Hang in there all Flowers

I'm on the patches for the progesterone and oestrogel for the oestrogen. The patches on their own were rubbish! Not nearly enough oestrogen. I am on 4 pumps a day which keeps me sane and is the highest dose allowed!
lborgia · 22/07/2021 00:48

Well here's a new problem. Once you've GOT the new job, how to rein in your contempt on a daily basis?

I just got a text on my day off today asking for an update on 2 not-very-important-things, because "He wants to know where we're up to".

I very politely pointed out the reason I didn't reply to first message on Teams was because I'm not at work, and second, "He" already has the info because I told him on Tuesday. No number of chirpy emojis is going to make this ok.
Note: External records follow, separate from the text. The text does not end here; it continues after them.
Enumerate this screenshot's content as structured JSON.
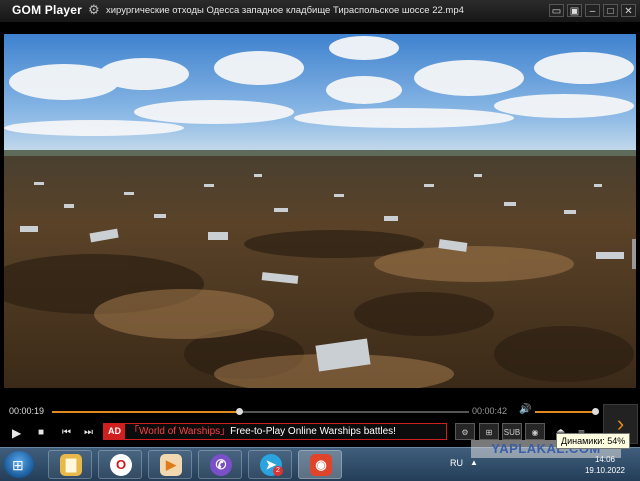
{
  "app": {
    "logo": "GOM Player",
    "title": "хирургические отходы Одесса западное кладбище Тираспольское шоссе 22.mp4",
    "window_buttons": [
      "▭",
      "▣",
      "‒",
      "□",
      "✕"
    ]
  },
  "playback": {
    "elapsed": "00:00:19",
    "total": "00:00:42",
    "seek_fraction": 0.45,
    "volume_fraction": 0.95
  },
  "ad": {
    "tag": "AD",
    "brand": "「World of Warships」",
    "text": "Free-to-Play Online Warships battles!"
  },
  "tools": [
    "⚙",
    "⊞",
    "SUB",
    "◉"
  ],
  "taskbar": {
    "apps": [
      {
        "name": "explorer",
        "glyph": "▇",
        "color": "#e8b84a"
      },
      {
        "name": "opera",
        "glyph": "O",
        "color": "#d3141c"
      },
      {
        "name": "media",
        "glyph": "▶",
        "color": "#e07b1a"
      },
      {
        "name": "viber",
        "glyph": "✆",
        "color": "#7a50c8"
      },
      {
        "name": "telegram",
        "glyph": "➤",
        "color": "#2aa3de",
        "badge": "2"
      },
      {
        "name": "gom",
        "glyph": "◉",
        "color": "#e0442a"
      }
    ],
    "language": "RU",
    "time": "14:06",
    "date": "19.10.2022"
  },
  "tooltip": "Динамики: 54%",
  "watermark": "YAPLAKAL.COM"
}
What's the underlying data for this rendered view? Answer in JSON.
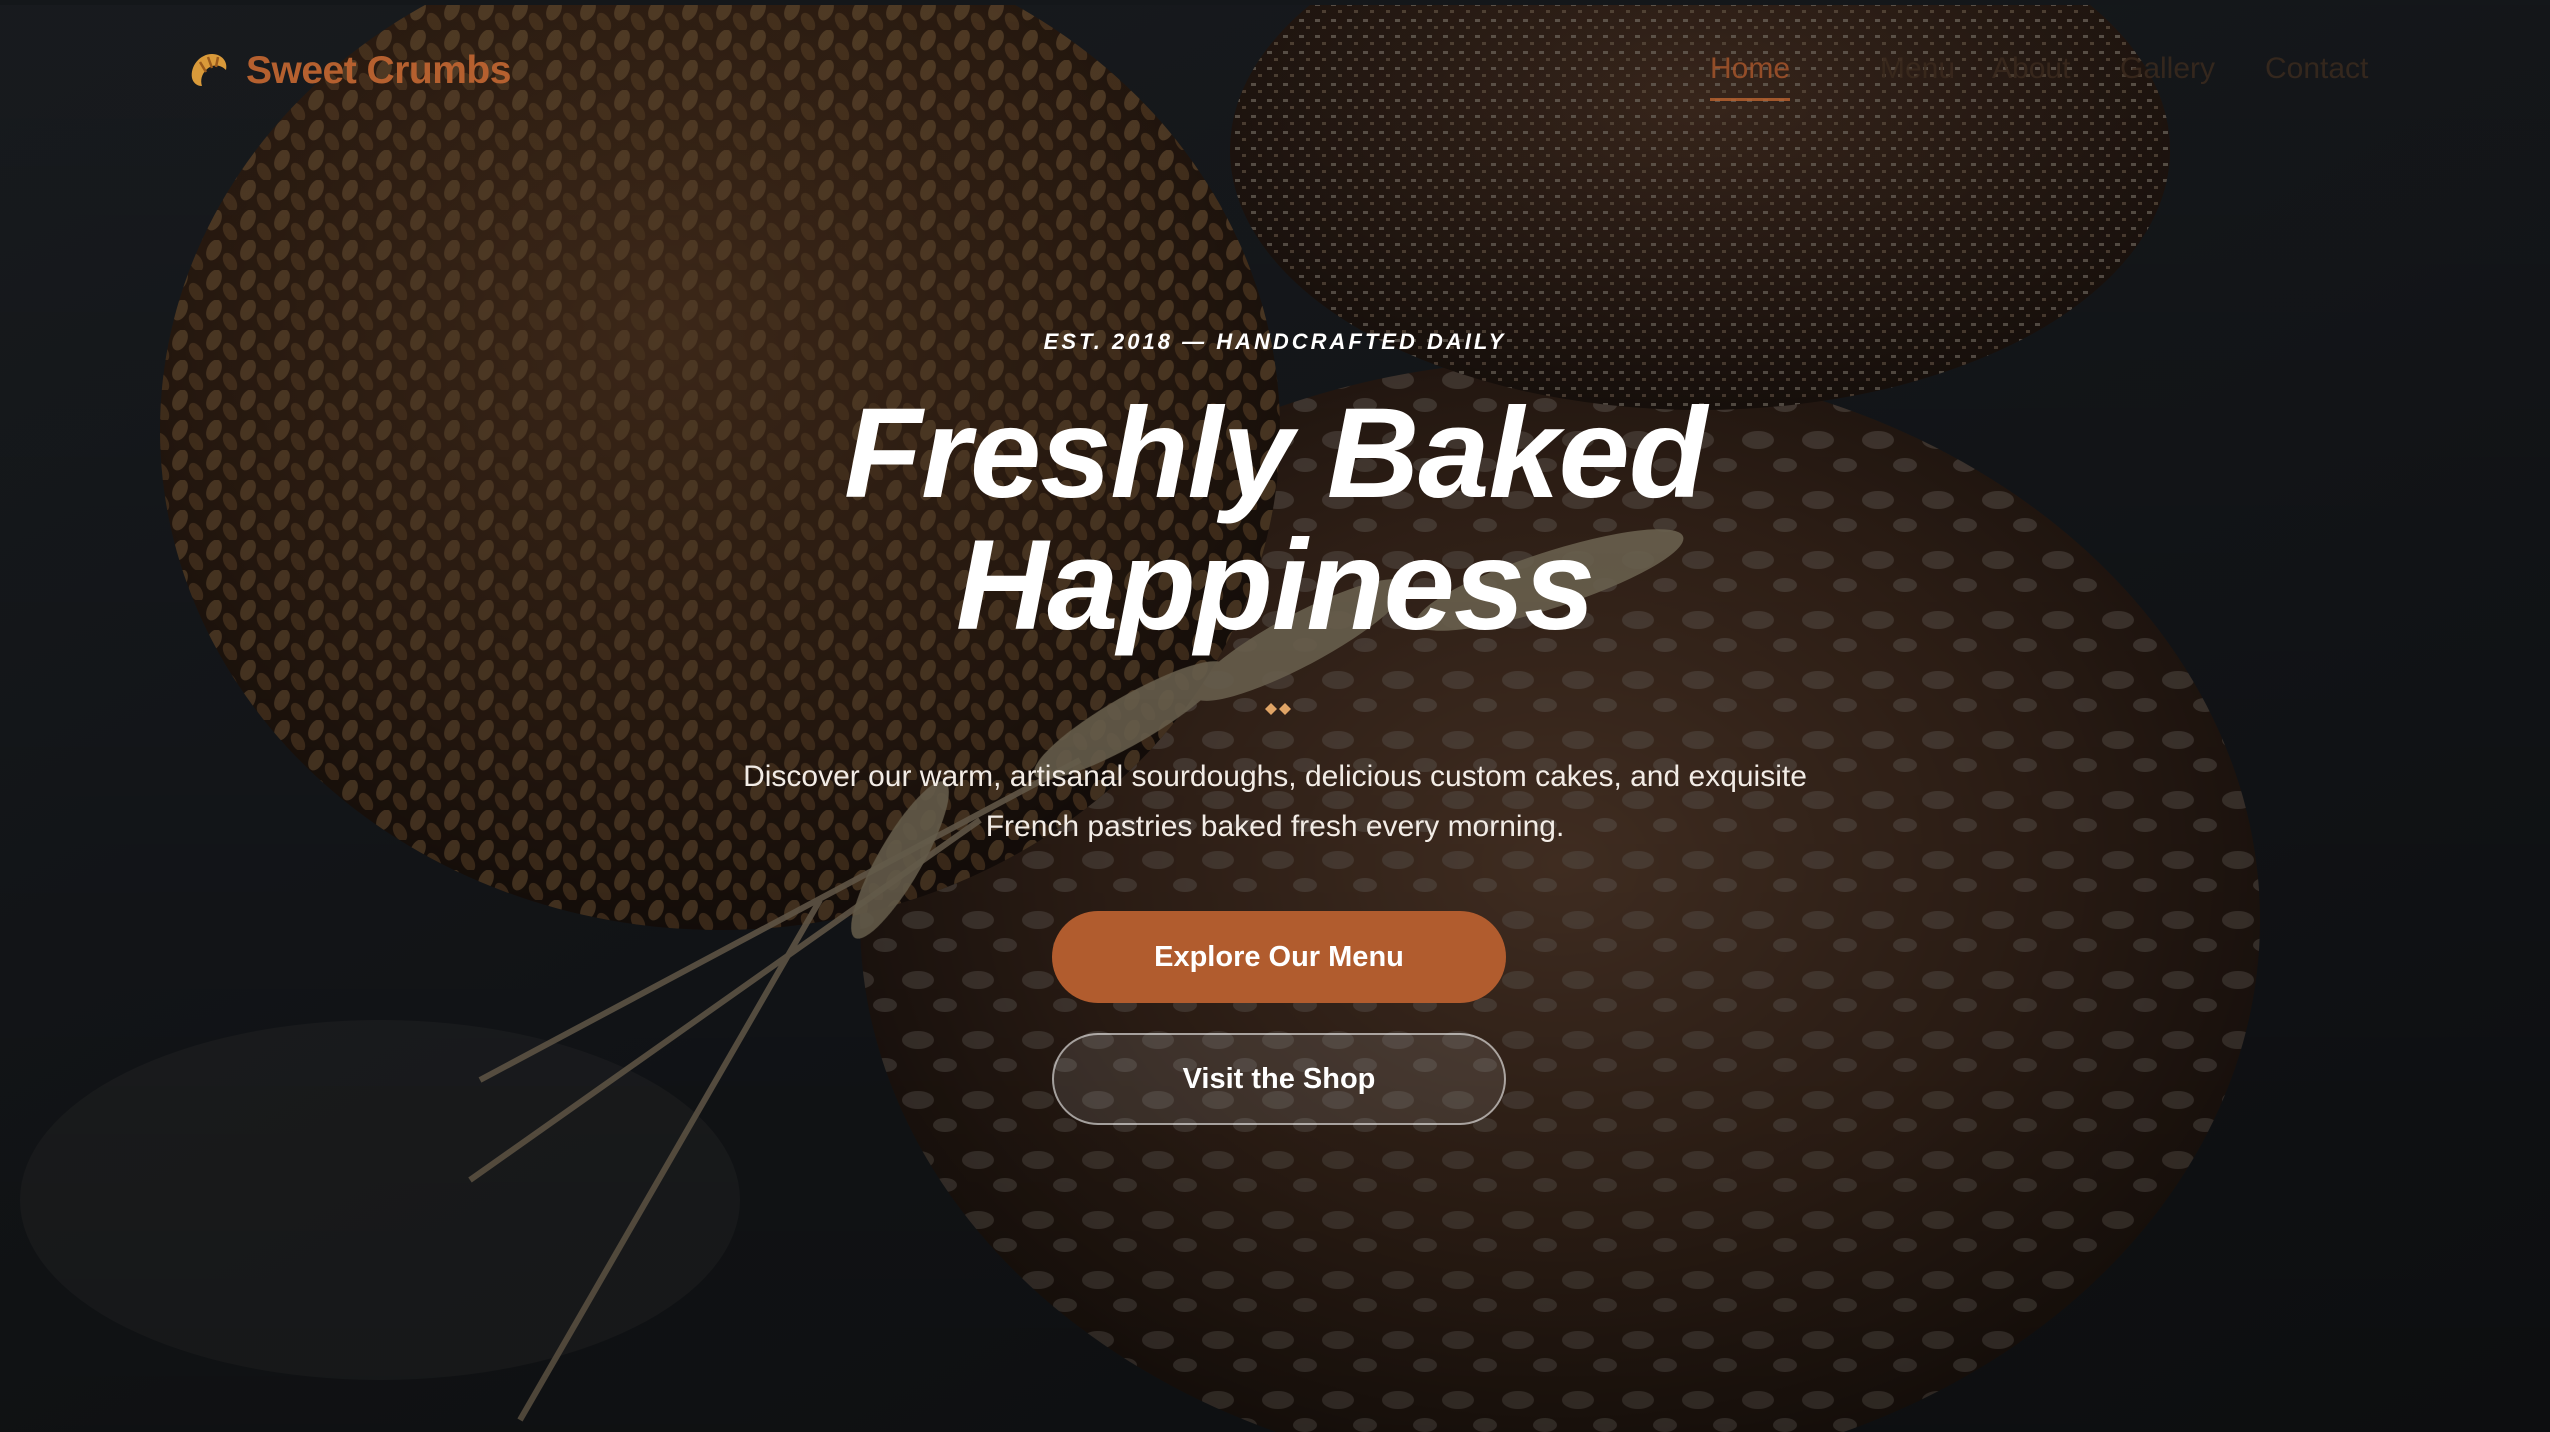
{
  "brand": {
    "name": "Sweet Crumbs",
    "logo_icon": "croissant-icon",
    "color": "#b5602f"
  },
  "nav": {
    "items": [
      {
        "label": "Home",
        "active": true
      },
      {
        "label": "Menu",
        "active": false
      },
      {
        "label": "About",
        "active": false
      },
      {
        "label": "Gallery",
        "active": false
      },
      {
        "label": "Contact",
        "active": false
      }
    ]
  },
  "hero": {
    "eyebrow": "EST. 2018 — HANDCRAFTED DAILY",
    "headline_line1": "Freshly Baked",
    "headline_line2": "Happiness",
    "divider_icon": "wheat-diamond-icon",
    "description": "Discover our warm, artisanal sourdoughs, delicious custom cakes, and exquisite French pastries baked fresh every morning.",
    "primary_cta": "Explore Our Menu",
    "secondary_cta": "Visit the Shop",
    "accent_color": "#b15c2e"
  }
}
My inner snark may have been slightly obvious Blush

ssd · 22/07/2021 07:48

@lborgia, I'd say you were very understated. When really you wanted to say 'can't you fucking listen you clown'

So on balance I'd give myself a pat on the back if i were you

Whatwouldnanado · 22/07/2021 08:04

Waving from the other side, nearly 54 and it does get better. HRT gave me migraines that first mimicked a stroke which wasn't fun. Menopace supplements stopped the sweats and the urge to either throttle people or state out of the window all day. Now take Menopace Max. Get your B12 levels checked.
In no position to give careers advice as despite excellent feedback on my interview performance my attempts for promotion ended with a patronising head tilt from the 12 year old fuckwit "it's your hours"... slightly reduced to help with grandkids and elderly parents.
Good luck with your interview and update.

KeflavikAirport · 22/07/2021 08:08

I had a horrible two-part nightmare about speaking my truth, everyone hating me for it, and having to go round and apologise. I'm blaming this thread Grin

ssd · 22/07/2021 08:10

Hmmm. Im 54 and am straining to reign in my annoyance at your cheeriness whatwould...Grin

Don't think it goes away at all. Maybe you can just hide it better than me ?!?

Wormholes · 22/07/2021 08:34

With regard to the 'try new things' advice, I've shaken off my post-menopausal ennui (late 50s) by doing as little as possible at work (which is a LOT less than I dared hope) and taking up behaving badly. Trespassing, never paying to park, taking what I want and not apologising. It's great. There's nothing to fear. Rules are bullshit.